Spurious and Stolen Wakeups
A waiting thread can wake up without anyone calling notify (spurious), or be beaten to the lock by another thread that consumed the condition (stolen). The defence is to always check the condition in a while loop after wait returns, never if.
The two ways a wakeup can lie
A waiting thread sleeps on a condition variable until someone calls signal. Two surprises can happen between "the thread woke up" and "the thing it was waiting for is true."
Spurious wakeup. Nobody called signal. The thread woke up anyway. POSIX permits this. Java, Python, and Go condition variables all inherit the rule. The runtime is allowed to wake "just because" so that its own implementation can be cheap.
Stolen wakeup. Someone really did call signal because the queue had an item. The thread woke up. But before it could re-acquire the lock, another waiter beat it to the lock, took the item, and released. By the time the original has the lock, the queue is empty again.
Both look the same in code: the thread wakes up, the condition is false. Same fix: re-check it, in a loop, with the lock held.
A timeline that shows the bug
One producer, two consumers (T1 and T2), shared queue. Both consumers are already asleep on cv.wait() (the wait call atomically released the lock before sleeping). Producer uses notifyAll() so both consumers wake. Time flows top to bottom.
The race window is the gap between "wake" and "has the lock." T2 was woken legitimately, but by the time it actually holds the lock, the world has changed. The same shape happens with a single waiter that wakes spuriously: the wake is real, but the predicate that motivated the wait may no longer hold. The while loop is the only thing that protects against it.
What wait actually does
wait is three operations bundled into one atomic step:
1. release the held lock
2. park the thread (sleep)
3. on wakeup, re-acquire the lock
4. return
After step 4, the lock is held again. But nothing is known about what happened during steps 2 and 3. Other threads ran. State changed. The predicate must be re-checked.
That's the entire reason the while exists.
The pattern, in one shape
lock()
while (condition is not true):
wait(cond)
# now the condition is true AND the lock is held
do the work
unlock()
Three languages, four runtimes, same shape. Memorise this and both spurious and stolen wakeups are handled without thinking.
What does not need a while
A primitive that keeps an integer count internally (semaphore, channel, blocking queue) only wakes when there's actually something to take. There's no separate predicate to re-check.
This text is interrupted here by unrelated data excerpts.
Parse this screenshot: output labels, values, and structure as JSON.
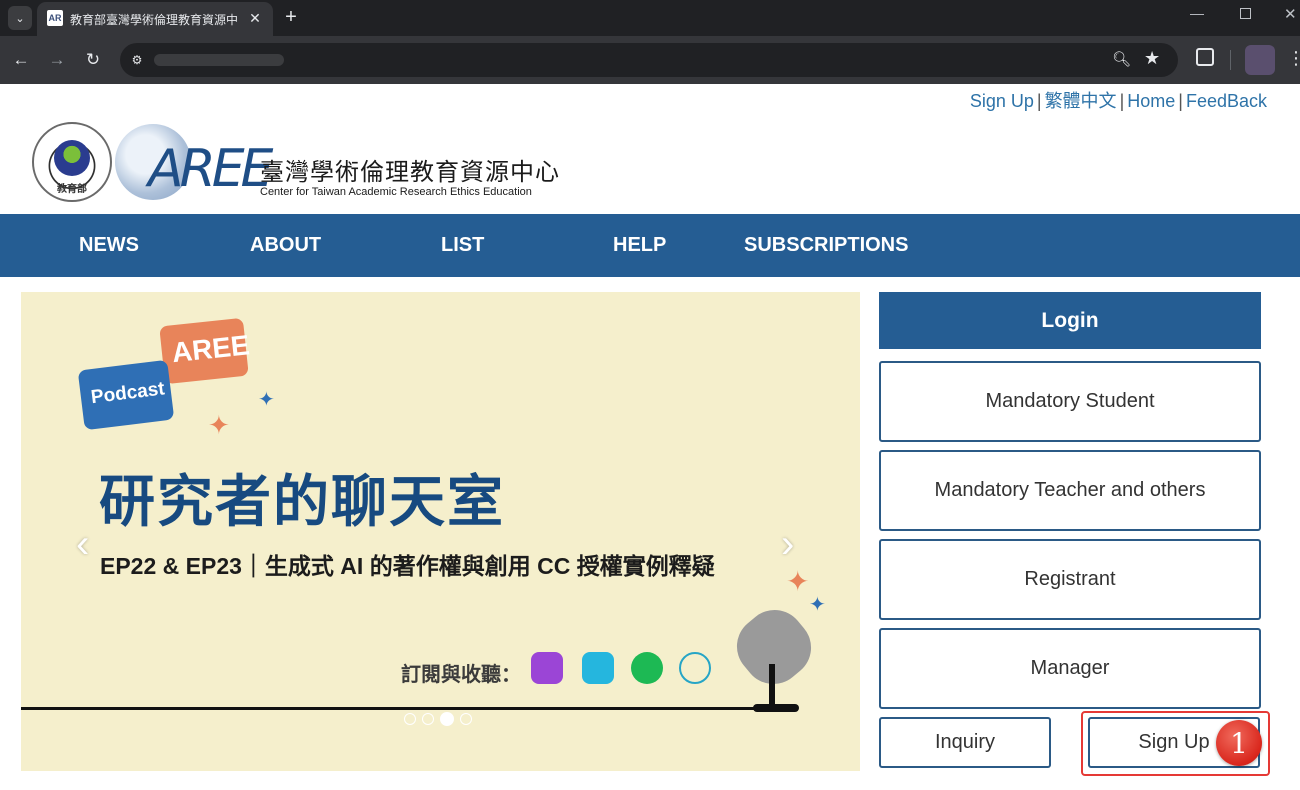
{
  "browser": {
    "tab_title": "教育部臺灣學術倫理教育資源中",
    "tab_favicon": "AR",
    "tab_close": "✕",
    "new_tab": "+",
    "menu_icon": "⌄",
    "back": "←",
    "forward": "→",
    "reload": "↻",
    "site_info": "⚙",
    "zoom": "🔍︎",
    "star": "★",
    "more": "⋮",
    "min": "—",
    "close": "✕"
  },
  "toplinks": [
    {
      "label": "Sign Up"
    },
    {
      "label": "繁體中文"
    },
    {
      "label": "Home"
    },
    {
      "label": "FeedBack"
    }
  ],
  "separator": "|",
  "logo": {
    "moe_text": "教育部",
    "aree": "AREE",
    "cn_name": "臺灣學術倫理教育資源中心",
    "en_name": "Center for Taiwan Academic Research Ethics Education"
  },
  "nav": [
    "NEWS",
    "ABOUT",
    "LIST",
    "HELP",
    "SUBSCRIPTIONS"
  ],
  "banner": {
    "bubble_podcast": "Podcast",
    "bubble_aree": "AREE",
    "title": "研究者的聊天室",
    "subtitle": "EP22 & EP23｜生成式 AI 的著作權與創用 CC 授權實例釋疑",
    "listen": "訂閱與收聽：",
    "prev": "‹",
    "next": "›",
    "slide_count": 4,
    "active_slide": 3
  },
  "login": {
    "title": "Login",
    "mandatory_student": "Mandatory Student",
    "mandatory_teacher": "Mandatory Teacher and others",
    "registrant": "Registrant",
    "manager": "Manager",
    "inquiry": "Inquiry",
    "signup": "Sign Up"
  },
  "annotation": {
    "step": "1"
  },
  "colors": {
    "brand_blue": "#255d93",
    "banner_bg": "#f5efcc",
    "highlight_red": "#e53935"
  }
}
sema.acquire() # blocks until count > 0; no while needed
ch <- # blocks until a value is sent; no while needed
queue.take() # blocks until non-empty; no while needed
The while is only for the case where the predicate is maintained by hand: a condition variable plus a flag, a counter, or a state field that gets checked manually.
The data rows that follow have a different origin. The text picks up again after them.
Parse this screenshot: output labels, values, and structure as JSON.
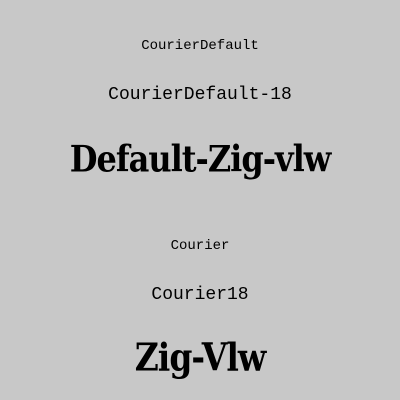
{
  "background_color": "#c8c8c8",
  "text_color": "#000000",
  "samples": [
    {
      "text": "CourierDefault"
    },
    {
      "text": "CourierDefault-18"
    },
    {
      "text": "Default-Zig-vlw"
    },
    {
      "text": "Courier"
    },
    {
      "text": "Courier18"
    },
    {
      "text": "Zig-Vlw"
    }
  ]
}
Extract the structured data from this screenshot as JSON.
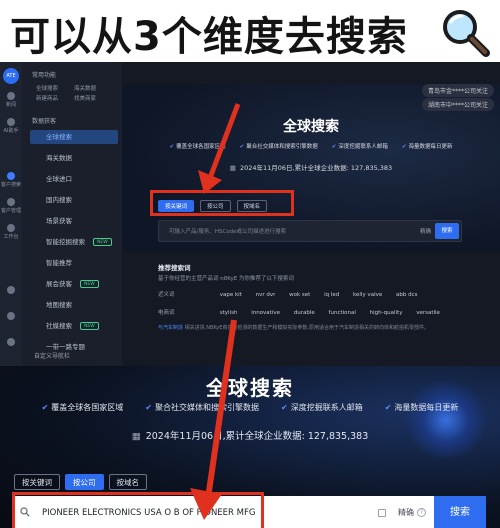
{
  "headline": {
    "text": "可以从3个维度去搜索",
    "icon": "magnifier-icon"
  },
  "sidebar_rail": {
    "avatar": "ATE",
    "items": [
      {
        "label": "新闻"
      },
      {
        "label": "AI助手"
      },
      {
        "label": "客户搜索"
      },
      {
        "label": "客户管理"
      },
      {
        "label": "工作台"
      }
    ]
  },
  "menu": {
    "common": {
      "title": "常用功能",
      "items": [
        "全球搜索",
        "海关数据",
        "新建商品",
        "找美商家"
      ]
    },
    "acquisition": {
      "title": "数据获客",
      "items": [
        {
          "label": "全球搜索",
          "active": true,
          "tag": ""
        },
        {
          "label": "海关数据",
          "active": false,
          "tag": ""
        },
        {
          "label": "全球进口",
          "active": false,
          "tag": ""
        },
        {
          "label": "国内搜索",
          "active": false,
          "tag": ""
        },
        {
          "label": "场景获客",
          "active": false,
          "tag": ""
        },
        {
          "label": "智能挖掘搜索",
          "active": false,
          "tag": "NEW"
        },
        {
          "label": "智能推荐",
          "active": false,
          "tag": ""
        },
        {
          "label": "展会获客",
          "active": false,
          "tag": "NEW"
        },
        {
          "label": "地图搜索",
          "active": false,
          "tag": ""
        },
        {
          "label": "社媒搜索",
          "active": false,
          "tag": "NEW"
        },
        {
          "label": "一带一路专题",
          "active": false,
          "tag": ""
        }
      ]
    },
    "footer": "自定义导航栏"
  },
  "notifications": [
    "青岛市金****公司关注",
    "湖南市中****公司关注"
  ],
  "hero": {
    "title": "全球搜索",
    "features": [
      "覆盖全球各国家区域",
      "聚合社交媒体和搜索引擎数据",
      "深度挖掘联系人邮箱",
      "海量数据每日更新"
    ],
    "stats": "2024年11月06日,累计全球企业数据:  127,835,383",
    "tabs": [
      {
        "label": "按关键词",
        "active": true
      },
      {
        "label": "按公司",
        "active": false
      },
      {
        "label": "按域名",
        "active": false
      }
    ],
    "search_placeholder": "可输入产品/服务、HSCode或公司描述进行搜索",
    "exact_label": "精确",
    "search_button": "搜索"
  },
  "recommend": {
    "title": "推荐搜索词",
    "filter": "基于你经营的主营产品词     n8KyE             为你推荐了以下搜索词",
    "rows": [
      {
        "label": "近义词",
        "keywords": [
          "vape kit",
          "nvr dvr",
          "wok set",
          "iq led",
          "kelly valve",
          "abb dcs"
        ]
      },
      {
        "label": "电商词",
        "keywords": [
          "stylish",
          "innovative",
          "durable",
          "functional",
          "high-quality",
          "versatile"
        ]
      }
    ],
    "desc_link": "与汽车制造",
    "desc_text": "相关进货,NBKyE商在的检测的数据生产和模拟实际参数,原用适合用于汽车制造相关的转向体和航拍机零部件。"
  },
  "zoom": {
    "title": "全球搜索",
    "features": [
      "覆盖全球各国家区域",
      "聚合社交媒体和搜索引擎数据",
      "深度挖掘联系人邮箱",
      "海量数据每日更新"
    ],
    "stats": "2024年11月06日,累计全球企业数据:  127,835,383",
    "tabs": [
      {
        "label": "按关键词",
        "active": false
      },
      {
        "label": "按公司",
        "active": true
      },
      {
        "label": "按域名",
        "active": false
      }
    ],
    "search_value": "PIONEER ELECTRONICS USA O B OF PIONEER MFG",
    "exact_label": "精确",
    "help": "?",
    "search_button": "搜索"
  },
  "colors": {
    "accent": "#2f6df0",
    "highlight": "#e0301e",
    "new_tag": "#3ecf8e"
  }
}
How this shows up in interviews
Asked under several different names:
- "Why does
waitneed to be in a loop?" - "What is a spurious wakeup?"
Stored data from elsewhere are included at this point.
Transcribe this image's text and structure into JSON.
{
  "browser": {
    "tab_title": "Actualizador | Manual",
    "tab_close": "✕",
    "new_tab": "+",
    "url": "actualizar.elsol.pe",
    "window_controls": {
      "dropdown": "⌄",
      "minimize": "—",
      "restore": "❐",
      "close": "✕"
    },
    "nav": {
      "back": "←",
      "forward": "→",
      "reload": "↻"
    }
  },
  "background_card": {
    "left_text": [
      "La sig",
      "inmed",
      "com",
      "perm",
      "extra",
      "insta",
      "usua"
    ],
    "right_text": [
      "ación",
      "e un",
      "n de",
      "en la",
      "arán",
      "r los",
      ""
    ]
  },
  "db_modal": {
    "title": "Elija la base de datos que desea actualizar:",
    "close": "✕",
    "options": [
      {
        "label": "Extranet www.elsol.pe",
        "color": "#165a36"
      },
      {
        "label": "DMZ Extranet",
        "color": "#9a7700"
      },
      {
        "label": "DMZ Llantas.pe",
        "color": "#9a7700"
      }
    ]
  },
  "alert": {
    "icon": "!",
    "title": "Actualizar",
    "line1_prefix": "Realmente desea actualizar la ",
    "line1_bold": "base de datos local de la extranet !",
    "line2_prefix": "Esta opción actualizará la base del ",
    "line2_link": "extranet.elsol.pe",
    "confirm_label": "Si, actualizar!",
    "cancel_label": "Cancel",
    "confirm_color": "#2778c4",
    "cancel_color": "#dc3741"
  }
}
- "Why does this producer-consumer code occasionally throw NoSuchElementException under load?"
All the same answer: between "wake up" and "do work" the world can change, so re-check.
The senior version: spurious wakeups exist because the runtime reserves the right to wake conservatively (cheaper to wake everyone than to track exactly who needs it). Stolen wakeups exist because the lock is released during sleep and another thread can win the race for it on the way out. The while handles both without distinguishing them.
Implementations
Looks reasonable. It is broken. After wait returns, the queue might be empty again because of a spurious wakeup or because another consumer grabbed the item. The if branch falls through and removeFirst runs on an empty queue.
1 // BROKEN
2 public T take() throws InterruptedException {
3 lock.lock();
4 try {
5 if (queue.isEmpty()) cond.await(); // ← if
6 return queue.removeFirst(); // may throw
7 } finally { lock.unlock(); }
8 }The while re-checks the predicate every time the thread wakes. If the wakeup was spurious, the loop puts the thread back to sleep. If another consumer beat it to the item, it goes back to sleep too. By the time it exits the loop, the predicate is true and the lock is held.
1 public T take() throws InterruptedException {
2 lock.lock();
3 try {
4 while (queue.isEmpty()) cond.await(); // ← while
5 return queue.removeFirst();
6 } finally { lock.unlock(); }
7 }Key points
- •Spurious wakeup: the OS or runtime wakes a waiting thread for no reason. Allowed by every POSIX-shaped wait API.
- •Stolen wakeup: someone signalled, the thread woke up, but another thread grabbed the resource before the first could re-acquire the lock.
- •Both are why every pthread / Java / Python tutorial says 'wait inside while, never if.'
- •wait/await releases the lock atomically, parks the thread, re-acquires the lock on wake. The re-check happens after re-acquire.
- •Channels and semaphores avoid the issue because they have an integer count, not a free-form predicate.